Thursday, December 15, 2011

Return to the blackboard...!


The Austrian "guru" of psychiatry and head of the Psychiatric Clinic of the University of Ulm Dr. Manfred Spitser was in Greece on the occasion of his lecture at the event "Developing skills in reading," organized by the Eugenides Institution in Greece. 

In 2004 he founded the Transfer Center for Neurosciences and Learning. 

Dr. Spitser is opposed to the introduction of new technologies in schools; he also knows that his views are unpopular.  Avid supporter of the blackboard, good education and rich libraries, he believes that behind the push for the students to use new technologies, there are no learning benefits but only an increase of the profits of technology giants.
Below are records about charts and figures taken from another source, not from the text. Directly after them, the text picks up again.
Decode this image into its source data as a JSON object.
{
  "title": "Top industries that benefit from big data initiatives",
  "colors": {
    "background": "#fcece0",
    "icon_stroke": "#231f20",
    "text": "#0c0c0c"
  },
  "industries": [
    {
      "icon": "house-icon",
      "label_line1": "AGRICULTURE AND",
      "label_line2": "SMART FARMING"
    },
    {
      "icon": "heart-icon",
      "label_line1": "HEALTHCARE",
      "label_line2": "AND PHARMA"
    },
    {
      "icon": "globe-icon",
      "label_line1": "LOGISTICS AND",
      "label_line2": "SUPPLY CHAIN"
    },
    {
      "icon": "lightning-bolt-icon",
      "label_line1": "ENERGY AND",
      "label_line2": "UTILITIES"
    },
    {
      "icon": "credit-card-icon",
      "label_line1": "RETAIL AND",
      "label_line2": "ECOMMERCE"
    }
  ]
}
"The new technologies in schools I do not think that help, even in the form of interactive activities" he says. "I have visited several schools that host such systems and I have concluded that at the end of the day children learn something but      not through new technologies, but because they link the new data with the real - not virtual - world. The same is true for social networks: real friends are better than virtual avatars. And I am not referring to the difficulty of separating the real from the virtual world, because that is distinct from the eighth year of our age. The problem is that if you "feed" the brain only with shadows of the real through the virtual world, the reality is shallow. "he says.

The ability the students to be concentrated receives "electronic" war. "Video games teach children how to be concentrated in different parts of the screen. This was foisted by companies to enhance attention. But attention in school is translated into the ability of being able to concentrate on one thing at a time.  This ability is just "lost" from children when they learn to concentrate on everything. A recent study showed us that if we give a student a game, then within four months his school performance will be decreased” he says.

These are some interesting thoughts from a person that doesn’t support the introduction of new technologies in education.